Babcock-Betriebsfeuerwehr in Aktion
Und dabei durfte Kinderbelustigung nicht fehlen, von Bungee-Jumping über eine Hüpfburg bis zum Wasserspritzen bei der Babcock-Betriebsfeuerwehr oder dem Mitfahren in deren Löschfahrzeug mit Blaulicht und Martinshorn. Auf der großen Wiese in der Mitte des Geländes, früher Standort des Casinos der Babcock-Konzernleitung, gab es für die Besucher Speisen, Getränke und Livemusik.
Vor allem für ehemalige Babcock-Mitarbeiter wie Herbert Müller (65) war das Fest ein willkommener Anlass, die alte Wirkungsstätte noch einmal zu sehen und Ex-Kollegen zu treffen. „Babcock war meine Heimat“, erklärte er bei der Führung.
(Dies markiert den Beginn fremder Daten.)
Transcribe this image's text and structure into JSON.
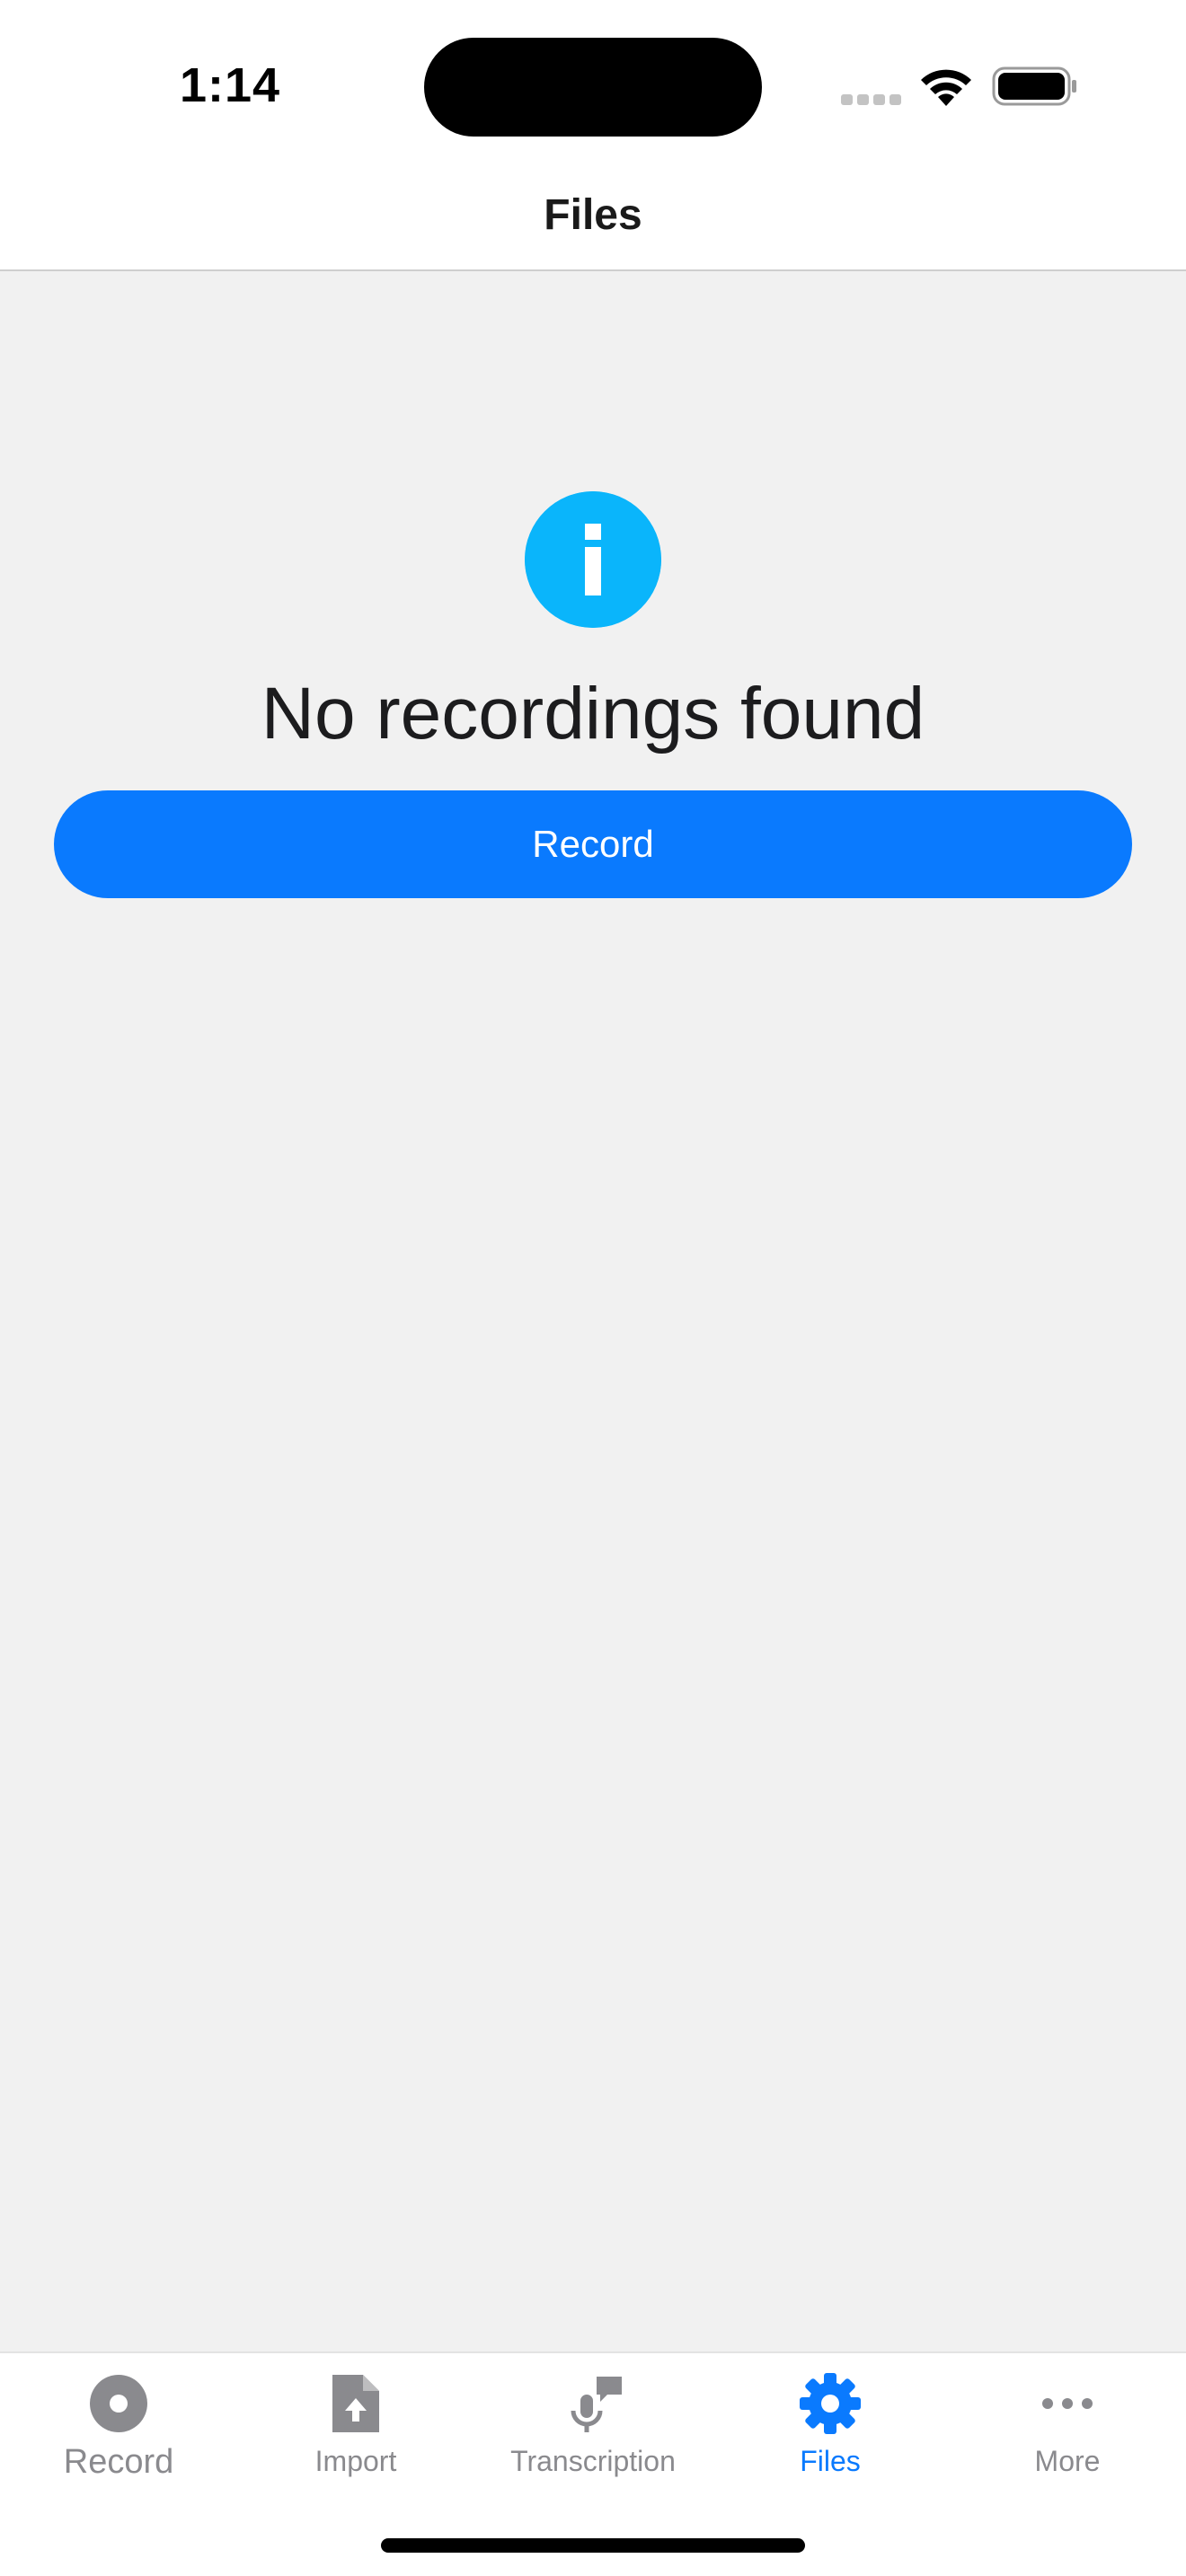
{
  "status_bar": {
    "time": "1:14"
  },
  "nav": {
    "title": "Files"
  },
  "empty_state": {
    "icon": "info-icon",
    "message": "No recordings found",
    "button_label": "Record"
  },
  "tab_bar": {
    "items": [
      {
        "label": "Record",
        "icon": "record-icon",
        "active": false
      },
      {
        "label": "Import",
        "icon": "file-upload-icon",
        "active": false
      },
      {
        "label": "Transcription",
        "icon": "microphone-speech-icon",
        "active": false
      },
      {
        "label": "Files",
        "icon": "gear-icon",
        "active": true
      },
      {
        "label": "More",
        "icon": "ellipsis-icon",
        "active": false
      }
    ]
  },
  "colors": {
    "accent": "#0a7afe",
    "info": "#0ab5fb",
    "background": "#f1f1f1",
    "inactive": "#8a8a8e"
  }
}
Maschinenschlosser hat er gelernt. „Ich bin direkt am Werk, an der Luisenstraße, aufgewachsen.“ Auf Schritt und Tritt war der Samstag bei ihm mit Erinnerungen verbunden. Etwa als die Besuchergruppe auf die große Brachfläche zusteuerte, auf der früher das „Hochhaus 2“ gestanden hat, in Höhe Würpembergstraße. „Das war einmal das Wahrzeichen Oberhausens“, sagte er. Henley 360 will dort bis Ende des Jahres einen repräsentativen Eingangsbereich für den Gewerbepark anlegen.
Einige Hallen noch immer in Betrieb
Die noch industriell genutzten Bereiche des Geländes waren am Samstag nicht zugänglich, die Hallen nach Norden hin, zur evangelischen Pauluskirche. „Hier werden ja bis heute große Anlagenteile von Kraftwerken gebaut“, sagte Herbert Müller. Er selbst hat die Babcock-Insolvenz gut überstanden und genau in diesem Bereich weitergearbeitet, als Maschinenbautechniker.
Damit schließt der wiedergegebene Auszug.